What you do after your workout is often times even more important than what you did for you workout. Whoa. That is a big deal! If you aren't taking care of your body after you run, your body is not going to take care of you during your runs. If you want to lessen your fatigue and soreness and decrease your recovery time, you need to be doing the right things within fifteen to twenty minutes of finishing your workout.
The mistake most runners, including myself, often make is to stop as soon as you are done running. You are going at a good pace and then suddenly come to a dead stop?! Your muscles are bound to tighten up immediately! When you finish a run, don't stop and just stand there. Walk around until your heart rate lowers and your breathing returns to normal. By normal I mean you can carry on a conversation without gulping for air and you aren't panting like a dog anymore.
First off after your heart rate and breathing return to normal, you need to get some calories in you quick. A "rule" I heard somewhere was get in about 100 calories as soon as you can, especially on your harder workout days. The BEST recovery drink is chocolate milk. I know it sounds like it would be disgusting when you are panting at the finish wondering if you are going to be seeing your breakfast again....but it is so good for your body. To read about why check out this website http://www.refuelwithchocolatemilk.com/science/. It has all your chocolate milk science questions. Also, you can read this study if you are an exercise physiology nerd like me http://oakbrooksc.com/docs/stager_chocmilk_study.pdf
I've found it hard to stomach anything right after a run, but you can train your body to accept certain things. Lately I've been bringing a fruit leather or some fruit snacks to eat immediately after I finish. I can't even tell you how much of a difference I've noticed in reduced soreness and how I seem to not be tired the next day when I should be. It has also gotten a lot easier for me to eat after I finish because my body is used to it.
Another easy, quick calorie thing you can consume after a workout is Powerade or Gatorade. It's easy to stomach, refreshing, and it's got the calories you need. However, keep in mind you have to drink almost a whole Gatorade bottle to get 100 calories.
The next important thing to do within 15 minutes is stretch. I've talked about stretching before, you can find that post HERE. For a quick reminder, hold each stretch for 15-30 seconds and repeat it two to three times. Try and target each of these muscle groups: calves, shins (anterior tibialis), hamstrings, quadriceps, IT band (iliotibial tract), hips, and butt (all your gluteal muscles...minimus, medialis and maximus). You can be creative in stretching; if you have a sore muscle, experiment until you find a position that causes it to stretch. Don't do quick bouncy movements. With post-workout stretching everything should be nice, slow and relaxed.

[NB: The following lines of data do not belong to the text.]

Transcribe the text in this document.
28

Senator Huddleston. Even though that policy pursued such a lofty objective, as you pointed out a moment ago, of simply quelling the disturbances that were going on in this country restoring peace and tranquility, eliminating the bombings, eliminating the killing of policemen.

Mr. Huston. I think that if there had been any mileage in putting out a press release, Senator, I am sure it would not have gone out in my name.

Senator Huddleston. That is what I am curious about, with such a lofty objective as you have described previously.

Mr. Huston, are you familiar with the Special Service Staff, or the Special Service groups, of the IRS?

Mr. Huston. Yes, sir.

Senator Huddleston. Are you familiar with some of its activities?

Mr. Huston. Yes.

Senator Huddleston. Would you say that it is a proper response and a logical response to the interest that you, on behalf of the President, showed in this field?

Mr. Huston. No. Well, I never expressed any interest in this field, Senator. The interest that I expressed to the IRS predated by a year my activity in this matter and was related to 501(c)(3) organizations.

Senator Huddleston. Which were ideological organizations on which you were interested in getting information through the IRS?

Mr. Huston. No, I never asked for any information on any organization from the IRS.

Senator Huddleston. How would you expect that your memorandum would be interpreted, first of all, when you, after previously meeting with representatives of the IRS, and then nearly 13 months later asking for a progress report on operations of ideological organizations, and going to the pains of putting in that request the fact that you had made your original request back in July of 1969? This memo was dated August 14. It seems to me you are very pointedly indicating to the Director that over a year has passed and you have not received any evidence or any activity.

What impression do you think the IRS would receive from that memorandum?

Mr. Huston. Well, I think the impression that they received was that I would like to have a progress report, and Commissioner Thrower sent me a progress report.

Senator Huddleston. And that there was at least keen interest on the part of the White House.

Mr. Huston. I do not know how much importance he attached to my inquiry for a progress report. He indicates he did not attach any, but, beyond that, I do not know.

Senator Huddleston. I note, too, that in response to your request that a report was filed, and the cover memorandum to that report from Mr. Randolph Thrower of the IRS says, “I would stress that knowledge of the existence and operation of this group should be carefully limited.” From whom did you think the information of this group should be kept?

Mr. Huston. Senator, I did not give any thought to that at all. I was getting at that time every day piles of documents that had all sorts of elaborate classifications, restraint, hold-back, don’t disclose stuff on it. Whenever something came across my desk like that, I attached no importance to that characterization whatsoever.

I like include my ab workout as part of my post workout routine. It keeps me motivated to do it because I am getting it done as part of my time set aside for running; I don't have to find other time throughout the day to do it. For a good ab workout, check out my How to Get Sexy Abs post :) A few crunches in between your stretches can keep you from getting bored of stretching and not doing the quality your muscles need.
Next time you finish your workout, remember to take care of your body. Ask yourself how you want to be feeling tomorrow, instead of how you are feeling at the moment. Take care of your body and it will take care of you
Every morning in Africa a gazelle wakes up. It knows it must outrun the fastest lion or it will be killed. Every morning in Africa a lion wakes up. It knows it must run faster than the slowest gazelle or it will starve. It doesn't matter whether you're a lion or a gazelle-when the sun comes up, you'd better be running.